Shut church for months, ‘ready to go to hell’, Zimbabwe pastor warns world leaders

A Zimbabwe pastor warned against the world leaders decided to shut down the worshipping center because of the risk of getting the COVID-19 pandemic.

He said, “The COVID-19 virus, It is a human-made virus, just to show the world that devils still have power on earth. And most of the top world leaders know about this virus. They should be ready to go to hell because God is angry with those wicked leaders in the world.”

“A quick survey around town shows a lot of religious activity above 100 people,” government spokesman Nick Mangwana said on Twitter.

“Let’s be responsible. All of us will die. And then go to hell,” he said.

Most world leaders had banned gatherings of more than 100 people to ward off the spread of the new coronavirus.

The southern African country, whose healthcare system has been eroded by two decades of economic decline, has so far recorded two cases of COVID-19.

Harare resident Joyce Ndlovu said her church had staggered masses so that none would exceed 100 faithful.
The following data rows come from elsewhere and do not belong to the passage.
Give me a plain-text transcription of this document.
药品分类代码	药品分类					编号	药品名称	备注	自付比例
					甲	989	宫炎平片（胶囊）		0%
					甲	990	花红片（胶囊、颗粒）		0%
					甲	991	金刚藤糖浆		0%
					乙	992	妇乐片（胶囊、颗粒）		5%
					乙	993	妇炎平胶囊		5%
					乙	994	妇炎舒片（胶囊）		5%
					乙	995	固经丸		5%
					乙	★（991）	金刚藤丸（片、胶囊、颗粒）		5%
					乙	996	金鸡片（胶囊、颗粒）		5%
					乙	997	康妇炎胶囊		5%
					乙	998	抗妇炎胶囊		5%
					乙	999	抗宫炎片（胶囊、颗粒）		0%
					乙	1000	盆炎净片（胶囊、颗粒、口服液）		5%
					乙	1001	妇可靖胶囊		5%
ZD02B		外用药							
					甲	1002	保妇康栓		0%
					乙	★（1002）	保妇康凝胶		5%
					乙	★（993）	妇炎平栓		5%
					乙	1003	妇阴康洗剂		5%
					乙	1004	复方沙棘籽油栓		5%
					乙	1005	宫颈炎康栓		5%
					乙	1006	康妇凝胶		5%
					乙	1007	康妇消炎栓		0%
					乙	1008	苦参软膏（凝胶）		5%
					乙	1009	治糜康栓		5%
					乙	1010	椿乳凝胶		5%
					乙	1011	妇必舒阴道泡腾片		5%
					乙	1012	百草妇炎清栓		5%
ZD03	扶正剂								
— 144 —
“Not going to church on Sunday is not an option,” she said. “So we have decided to not all go at the same time.”

Meanwhile around 40 cars were seen in the carpark outside a Methodist school frequented by President Emmerson Mnangagwa, an AFP correspondent said.

Mnangagwa last Tuesday declared the new coronavirus pandemic a “national disaster” as he banned gatherings of more than 100 people.

But the next day he held a political rally in the east of the southern African country attended by several hundred people.

Also, despite ordering his ministers not to travel abroad, a ban he said applied to himself, the president traveled to Windhoek for the inauguration of his Namibian counterpart Hage Geingob.

Angolan and Botswanan presidents Joao Lourenco and Mokgweetsi Masisi were also present at the event attended by several hundred people.

Botswanan civil servants have been ordered not to leave the country, while in Angola, Lourenco decreed the closure of land borders and banned commercial flights as well as gatherings of more than 50 people.